Une brève maladie l’a emporté mais le sega tipik de Michel Legris continuera de résonner en nous. Le ségatier s’est éteint, à l’âge de 83 ans, aux petites heures de ce vendredi 30 janvier.

Né d’un père cordonnier et d’une mère couturière, il ne fréquente pas longtemps les bancs de l’école. Cela ne sera pourtant pas un frein. Michel Legris apprend le métier, très jeune, aux côtés de son père puis fera, plus tard, l’armée en Angleterre.

C’est d’ailleurs de ce périple qu’il ramènera le swahili intégré dans son tube Mo Capitaine. Morceau qui lance sa carrière de ségatier lorsqu’il lui permet de remporter le concours Sugar Time, en 1972, –  alors qu’il est employé dans l’industrie sucrière. Car si, à son retour, Michel Legris reprend de l’emploi dans ce secteur – qu’il avait intégré à l’âge de 12 ans –, le sega et sa ravanne ne sont jamais bien loin.

Depuis, armé de son sapo lapay et de sa ravanne, instrument qu’il fabrique également, Michel Legris a fait nombre de concerts sur notre sol et ailleurs. Pour porter haut et loin notre sega. Avec des titres comme La sezon mare nwar, La rivier Otriv ou encore Dalma Dalma. Ce qui lui vaut, en 2007, d’être décoré par la République pour sa contribution dans le domaine culturel. Les années qui passent ne l’empêchent pas de monter encore et toujours sur scène. Et de s’ouvrir à d’autres styles.
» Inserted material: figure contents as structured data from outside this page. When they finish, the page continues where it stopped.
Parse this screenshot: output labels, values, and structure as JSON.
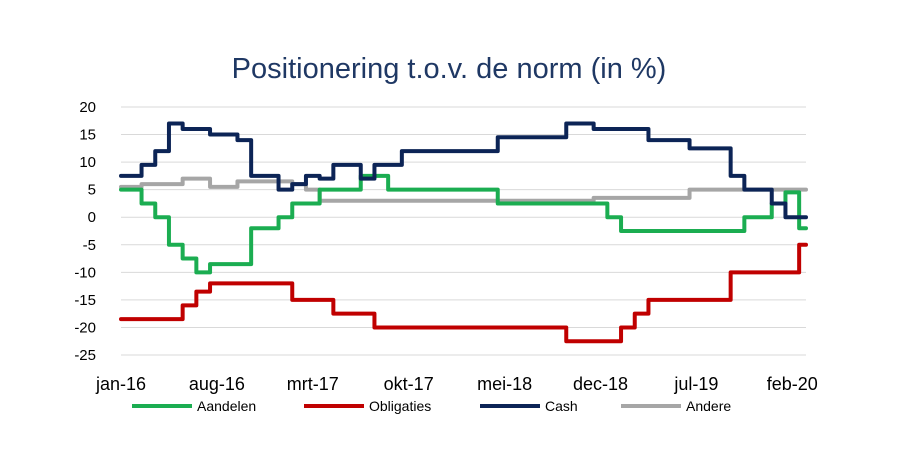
{
  "chart_data": {
    "type": "line",
    "title": "Positionering t.o.v. de norm (in %)",
    "xlabel": "",
    "ylabel": "",
    "ylim": [
      -25,
      20
    ],
    "yticks": [
      20,
      15,
      10,
      5,
      0,
      -5,
      -10,
      -15,
      -20,
      -25
    ],
    "grid": true,
    "legend": "bottom",
    "x_tick_labels": [
      "jan-16",
      "aug-16",
      "mrt-17",
      "okt-17",
      "mei-18",
      "dec-18",
      "jul-19",
      "feb-20"
    ],
    "x": [
      "2016-01",
      "2016-02",
      "2016-03",
      "2016-04",
      "2016-05",
      "2016-06",
      "2016-07",
      "2016-08",
      "2016-09",
      "2016-10",
      "2016-11",
      "2016-12",
      "2017-01",
      "2017-02",
      "2017-03",
      "2017-04",
      "2017-05",
      "2017-06",
      "2017-07",
      "2017-08",
      "2017-09",
      "2017-10",
      "2017-11",
      "2017-12",
      "2018-01",
      "2018-02",
      "2018-03",
      "2018-04",
      "2018-05",
      "2018-06",
      "2018-07",
      "2018-08",
      "2018-09",
      "2018-10",
      "2018-11",
      "2018-12",
      "2019-01",
      "2019-02",
      "2019-03",
      "2019-04",
      "2019-05",
      "2019-06",
      "2019-07",
      "2019-08",
      "2019-09",
      "2019-10",
      "2019-11",
      "2019-12",
      "2020-01",
      "2020-02",
      "2020-03"
    ],
    "series": [
      {
        "name": "Aandelen",
        "color": "#1bad51",
        "values": [
          5,
          5,
          2.5,
          0,
          -5,
          -7.5,
          -10,
          -8.5,
          -8.5,
          -8.5,
          -2,
          -2,
          0,
          2.5,
          2.5,
          5,
          5,
          5,
          7.5,
          7.5,
          5,
          5,
          5,
          5,
          5,
          5,
          5,
          5,
          2.5,
          2.5,
          2.5,
          2.5,
          2.5,
          2.5,
          2.5,
          2.5,
          0,
          -2.5,
          -2.5,
          -2.5,
          -2.5,
          -2.5,
          -2.5,
          -2.5,
          -2.5,
          -2.5,
          0,
          0,
          2.5,
          4.5,
          -2
        ]
      },
      {
        "name": "Obligaties",
        "color": "#c00000",
        "values": [
          -18.5,
          -18.5,
          -18.5,
          -18.5,
          -18.5,
          -16,
          -13.5,
          -12,
          -12,
          -12,
          -12,
          -12,
          -12,
          -15,
          -15,
          -15,
          -17.5,
          -17.5,
          -17.5,
          -20,
          -20,
          -20,
          -20,
          -20,
          -20,
          -20,
          -20,
          -20,
          -20,
          -20,
          -20,
          -20,
          -20,
          -22.5,
          -22.5,
          -22.5,
          -22.5,
          -20,
          -17.5,
          -15,
          -15,
          -15,
          -15,
          -15,
          -15,
          -10,
          -10,
          -10,
          -10,
          -10,
          -5
        ]
      },
      {
        "name": "Cash",
        "color": "#0c2456",
        "values": [
          7.5,
          7.5,
          9.5,
          12,
          17,
          16,
          16,
          15,
          15,
          14,
          7.5,
          7.5,
          5,
          6,
          7.5,
          7,
          9.5,
          9.5,
          7,
          9.5,
          9.5,
          12,
          12,
          12,
          12,
          12,
          12,
          12,
          14.5,
          14.5,
          14.5,
          14.5,
          14.5,
          17,
          17,
          16,
          16,
          16,
          16,
          14,
          14,
          14,
          12.5,
          12.5,
          12.5,
          7.5,
          5,
          5,
          2.5,
          0,
          0
        ]
      },
      {
        "name": "Andere",
        "color": "#a6a6a6",
        "values": [
          5.5,
          5.5,
          6,
          6,
          6,
          7,
          7,
          5.5,
          5.5,
          6.5,
          6.5,
          6.5,
          6.5,
          6,
          5,
          3,
          3,
          3,
          3,
          3,
          3,
          3,
          3,
          3,
          3,
          3,
          3,
          3,
          3,
          3,
          3,
          3,
          3,
          3,
          3,
          3.5,
          3.5,
          3.5,
          3.5,
          3.5,
          3.5,
          3.5,
          5,
          5,
          5,
          5,
          5,
          5,
          5,
          5,
          5
        ]
      }
    ]
  }
}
Il signe ainsi, il y a quelques années, le titre Le Paresseux avec le groupe OSB.

Aujourd’hui, le capitaine n’est plus. Il a pris son bateau et s’en est allé voguer sur d’autres eaux. Nous laissant un riche héritage. Bon vent !

Ses obsèques auront lieu demain, samedi 31 janvier, à 9h. Le convoi mortuaire quittera son domicile, à Plaine-des-Roches, pour se diriger vers le cimetière de Poudre-d’Or.